KOPYS’
Pre-1941: Kopys’, town, Orsha raion, Vitebsk oblast’, Belorussian SSR; 1941–1944: Kopys, Rayon Orscha, Rear Area, Army Group Center (rückwärtiges Heeresgebiet Mitte); post-1991: Orsha raen, Vitsebsk voblasts’, Republic of Belarus
Kopys’ is situated about 22 kilometers (14 miles) south of Orsha. In 1939, the Jewish population of Kopys’ was 405, 9.9 percent of the total.
The Germans captured the town on July 11–13, 1941, in the course of very heavy fighting (it was in this sector of the front that the XLVII and XXIV Motorized Army Corps of Panzer Group 2 had to force the crossing of the Dnieper River). Only a few local Jews escaped to the east before the Germans arrived. In the first half of August, a detachment of Einsatzgruppe B “liquidated seven [former Communist] functionaries in Kopys’ for alleged arson and plundering.”1 The Jews were required to wear distinguishing armbands and a yellow star on their backs as well.

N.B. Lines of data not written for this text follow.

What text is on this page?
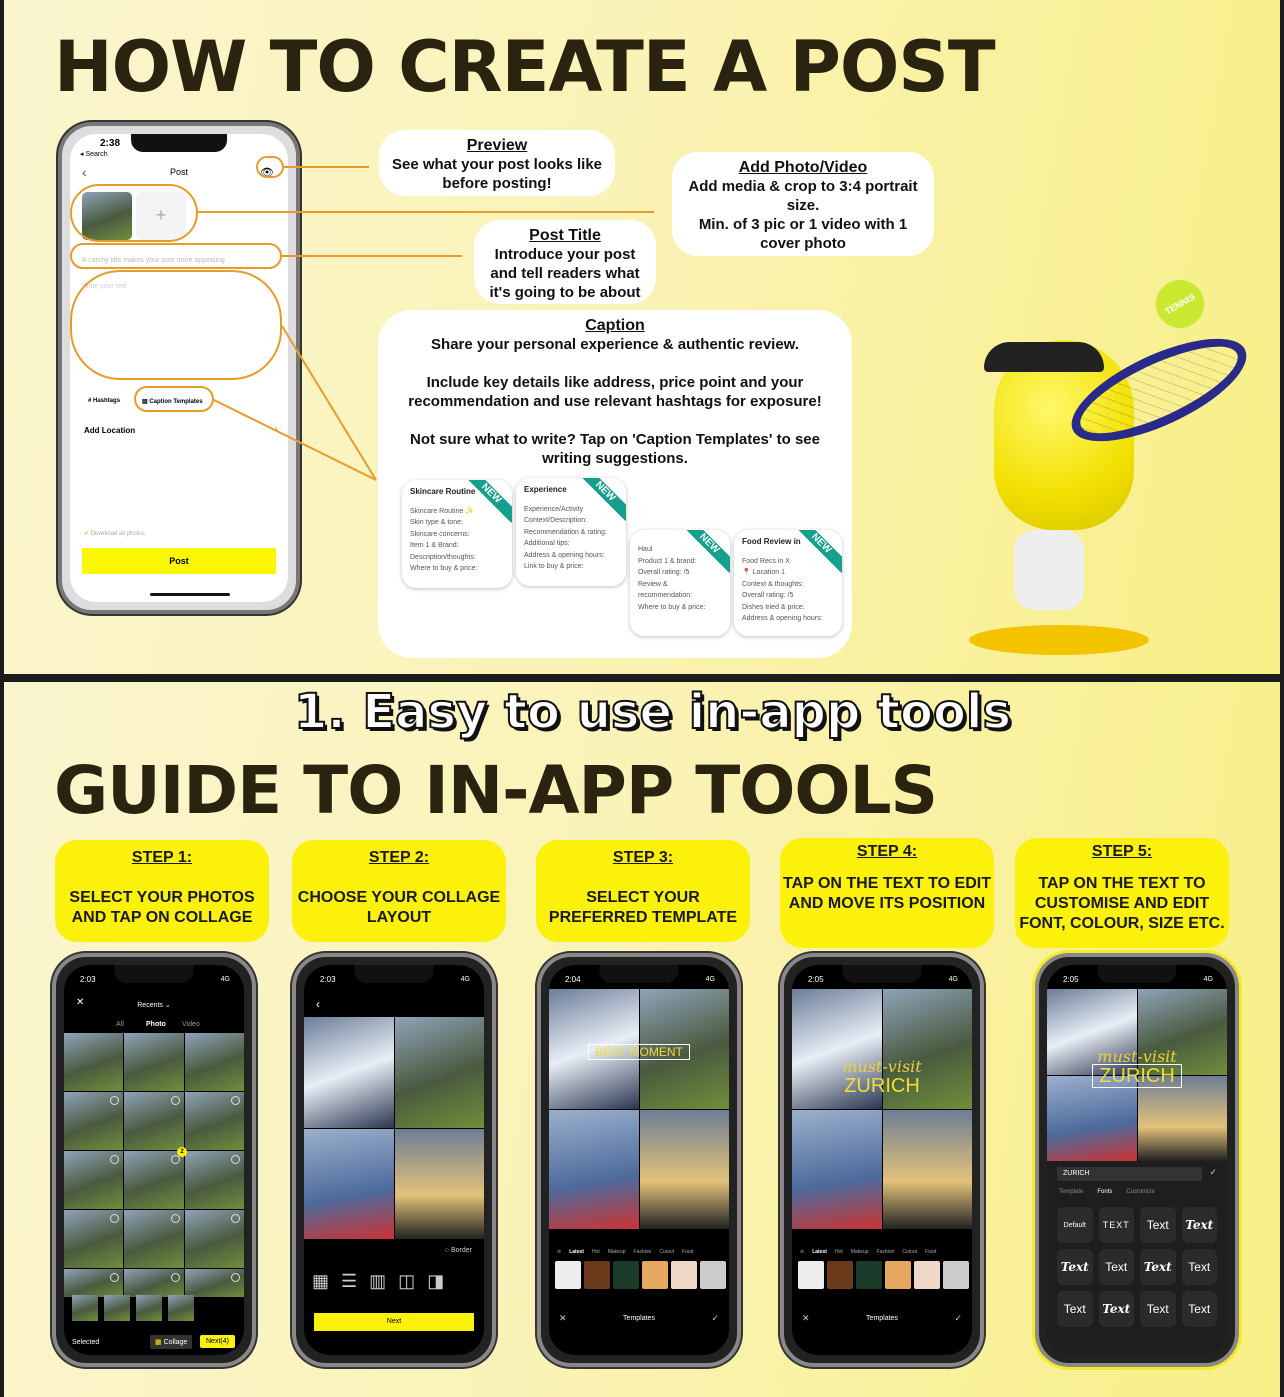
HOW TO CREATE A POST
2:38
◂ Search
‹	Post	👁
+
A catchy title makes your post more appealing
Write your text
# Hashtags	▤ Caption Templates
Add Location	›
✔ Download all photos
Post
Preview
See what your post looks like before posting!
Add Photo/Video
Add media & crop to 3:4 portrait size.
Min. of 3 pic or 1 video with 1 cover photo
Post Title
Introduce your post and tell readers what it's going to be about
Caption
Share your personal experience & authentic review.

Include key details like address, price point and your recommendation and use relevant hashtags for exposure!

Not sure what to write? Tap on 'Caption Templates' to see writing suggestions.
Skincare Routine NEW
Skincare Routine ✨
Skin type & tone:
Skincare concerns:
Item 1 & Brand:
Description/thoughts:
Where to buy & price:
Experience	NEW
Experience/Activity
Context/Description:
Recommendation & rating:
Additional tips:
Address & opening hours:
Link to buy & price:
NEW
Haul
Product 1 & brand:
Overall rating: /5
Review & recommendation:
Where to buy & price:
Food Review in NEW
Food Recs in X
📍 Location 1
Context & thoughts:
Overall rating: /5
Dishes tried & price:
Address & opening hours:
TENNIS
1. Easy to use in-app tools
GUIDE TO IN-APP TOOLS
STEP 1:
SELECT YOUR PHOTOS AND TAP ON COLLAGE
STEP 2:
CHOOSE YOUR COLLAGE LAYOUT
STEP 3:
SELECT YOUR PREFERRED TEMPLATE
STEP 4:
TAP ON THE TEXT TO EDIT AND MOVE ITS POSITION
STEP 5:
TAP ON THE TEXT TO CUSTOMISE AND EDIT FONT, COLOUR, SIZE ETC.
2:03	4G
✕	Recents ⌄
All	Photo Video
2
Selected	▦ Collage	Next(4)
2:03	4G
‹
○ Border
▦ ☰ ▥ ◫ ◨
Next
2:04	4G
BEST MOMENT
⊘ Latest Hot Makeup Fashion Cutout Food
✕	Templates	✓
2:05	4G
must-visit
ZURICH
⊘ Latest Hot Makeup Fashion Cutout Food
✕	Templates	✓
2:05	4G
must-visit
ZURICH
ZURICH	✓
Template Fonts Customize
Default	TEXT	Text	Text
Text	Text	Text	Text
Text	Text	Text	Text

In December 1941, the German authorities resettled the Jews of Kopys’ into a small ghetto consisting of several buildings in the area of a linen factory, about 2 kilometers (1.2 miles) outside the town. Local witnesses indicate that the area was fenced and guarded by the local police. In total, at least 250 Jews were confined within the ghetto.2 One survivor recalls that there were about 10 people per room in the ghetto [End Page 1685] and that some had to sleep on the floor. The Jews obtained food by bartering items with the local population. Rumors spread in the ghetto about the murder of Jews in larger towns, but people feared that there was nowhere for them to go. On the eve of the liquidation of the ghetto, a few Jews escaped into the surrounding countryside. For example, Alexander Shmyrkin fled with his school friend after his mother told him to run.3
On January 14, 1942, a German “punitive squad” (in the words of Belorussian eyewitnesses) assisted by local policemen carried out a mass shooting of the town’s Jews. The pits close to the area of the linen factory had been prepared in advance. The murderers picked out groups of 15 people, ordered them to undress, forced them to lie in the pit, and shot them with pistols. According to the estimate of the Soviet Extraordinary State Commission (ChGK), around 230 Jews were killed in this way. The majority of the victims were women, children, and the elderly. The list of victims compiled by the ChGK contains the names of 143 Jews. Some Jews were spared from this massacre, most probably “specialists.” For example, the tailor Yevel (Yoel) Melikhan and his two sons were not killed until May 15, 1942.4
SOURCES
Most of the information on the Kopys’ ghetto is based on interviews conducted by historian Gennadii Vinnitsa with local residents in the 1990s, published in his books Gorech’ i bol’ (Orsha, 1998), pp. 93–95, and Slovo pamiati (Orsha: Orshan. Tip., 1997), pp. 53–54. The Kopys’ ghetto is also mentioned in the following publications: Marat Botvinnik, Pamiatniki genotsida evreev Belarusi (Minsk: Belaruskaia Navuka, 2000), p. 177; Shmuel Spector and Geoffrey Wigoder, eds., The Encyclopedia of Jewish Life before and during the Holocaust (Jerusalem: Yad Vashem; New York: New York University Press, 2001), pp. 657–658; and Wila Orbach, “The Destruction of the Jews in the Nazi-Occupied Territories of the USSR,” Soviet Jewish Affairs 2:6 (1976): 32.
Documentation from the ChGK for the Orsha raion can be found in the following archives: GARF (7021-84-10); USHMM; VHF (# 39401); and YVA.
NOTES
1. Peter Klein, ed., Die Einsatzgruppen in der besetzten Sowjetunion 1941/42 (Berlin: Hentrich, 1997), p. 137, Tätigkeitsund Lagebericht Nr. 2 der Einsatzgruppen (July 29 to August 14, 1941).
2. Vinnitsa, Slovo pamiati, p. 53.
3. VHF, # 39401, testimony of Alexander Shmyrkin. Shmyrkin, however, claims that the ghetto was not enclosed or guarded, and he dates the liquidation Aktion in November 1942, which seems unlikely.
4. GARF, 7021-84-10, statement by Khaya Melikhan.